Calls to reduce the powers of the Dutch Senate are not based on arguments relating to constitutional law but are politically motivated and reflect the tactical problems facing the current minority government. ‘A constitutional debate about the Senate is certainly possible, but it should not reflect the political difficulties facing this current cabinet,’ argues Douwe Jan Elzinga, Professor of Constitutional Law at the University of Groningen. He has identified two specific areas that could be used to re-examine the role of the Senate.
The Dutch system of constitutional law gives both the Senate and the House of Representatives the authority to approve or block government proposals. ‘The only thing that distinguishes the Senate from the House of Representatives is the fact that the Senate does not have the right of amendment and thus cannot amend plans itself.’ This means that members of the Senate have the right to say ‘no’ to any bill, regardless of the circumstances. Elzinga: ‘The PvdA and VVD cabinet has gravely underestimated this situation. The budget agreement recently reached with other parties is purely about the budget. The problem of their minority position in the Senate will certainly arise again in other issues.’
Elzinga: ‘It is up to the members of the Senate themselves to decide whether they really want to show their teeth. We should not be surprised if they take a strong stance every now and then. The Senate has actively opposed several bills in the past: from the elected mayor proposed by then-D66 minister Thom de Graaf in 2005, to the referendum crisis in the second term of the Kok cabinet in 1999. This is entirely in keeping with the remit of the Senate. The current criticism of the Senate’s right to block bills has undertones of players protesting about the rules when they find themselves on the losing side. It may be unfortunate that the rules exist, but it is the stark reality of constitutional law.’
Elzinga has identified two specific areas in which the role of the Senate could be renegotiated in terms of constitutional law. One involves replacing the power to block cabinet plans with the right to have them reviewed: the Senate would have the right to return a bill to the House of Representatives to be improved. Elzinga is against any such change: ‘I would describe this as a poor alternative with the same function. Why not just do away with it altogether?’
The second option is based on a constitutional amendment going back to 1983, which drastically changed the way that members of the Senate are elected. Until then, half of the provinces elected half of the senators every three years. This meant that Senate elections had a different rhythm from parliamentary elections.
Elzinga: ‘In 1983, it was decided that all senators should be elected at the same time
. As a result, the composition of the Senate reflects general opinion in society at the time of the elections. This fuels the expectation that the Senate and the House of Representatives will work together.’ Elzinga thinks that a return to the old system of phased elections would help, as the reform passed in 1983 seems to have done little to reinforce the constitutional capacities of the Senate.

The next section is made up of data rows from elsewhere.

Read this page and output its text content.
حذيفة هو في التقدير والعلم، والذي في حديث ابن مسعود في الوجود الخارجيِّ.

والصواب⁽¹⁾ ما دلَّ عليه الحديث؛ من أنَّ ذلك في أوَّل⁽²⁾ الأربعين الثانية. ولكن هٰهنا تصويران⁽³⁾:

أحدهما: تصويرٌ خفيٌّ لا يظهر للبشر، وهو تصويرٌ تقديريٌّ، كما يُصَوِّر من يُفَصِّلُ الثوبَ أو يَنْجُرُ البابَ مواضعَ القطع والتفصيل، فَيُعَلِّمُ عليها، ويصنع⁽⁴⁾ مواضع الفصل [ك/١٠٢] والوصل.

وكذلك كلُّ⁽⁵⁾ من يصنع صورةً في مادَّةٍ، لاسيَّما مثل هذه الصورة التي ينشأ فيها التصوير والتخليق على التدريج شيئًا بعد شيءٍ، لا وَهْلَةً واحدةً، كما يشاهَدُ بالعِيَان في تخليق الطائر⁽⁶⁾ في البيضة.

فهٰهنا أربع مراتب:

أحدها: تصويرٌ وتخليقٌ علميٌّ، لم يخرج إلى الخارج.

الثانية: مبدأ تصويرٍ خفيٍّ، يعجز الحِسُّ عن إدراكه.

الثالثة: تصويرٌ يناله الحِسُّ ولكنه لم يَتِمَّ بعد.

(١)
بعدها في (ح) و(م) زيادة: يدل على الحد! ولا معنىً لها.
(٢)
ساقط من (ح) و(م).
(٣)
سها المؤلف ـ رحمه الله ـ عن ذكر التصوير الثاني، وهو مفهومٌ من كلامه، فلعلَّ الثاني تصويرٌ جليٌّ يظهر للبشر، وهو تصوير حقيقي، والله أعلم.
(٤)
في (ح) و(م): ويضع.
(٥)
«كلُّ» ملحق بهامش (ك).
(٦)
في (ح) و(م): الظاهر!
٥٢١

According to Elzinga, the most important constitutional added value of the Senate is the acknowledgement that for political reasons, the House of Representatives may sometimes approve bills to which society has genuine and serious objections. ‘In politics, these objections are no match for the acute political interests that help a cabinet to secure a majority. The Senate provides a valuable second chance for allowing public objections to play a part in decision-making processes.’
The political pressures facing a minority cabinet are even greater. Elzinga: ‘And this is the main reason for the Dutch Senate still being actively involved in politics; not because of our system of constitutional law.’
Prof. Douwe Jan Elzinga is Professor of Constitutional Law at the University of Groningen.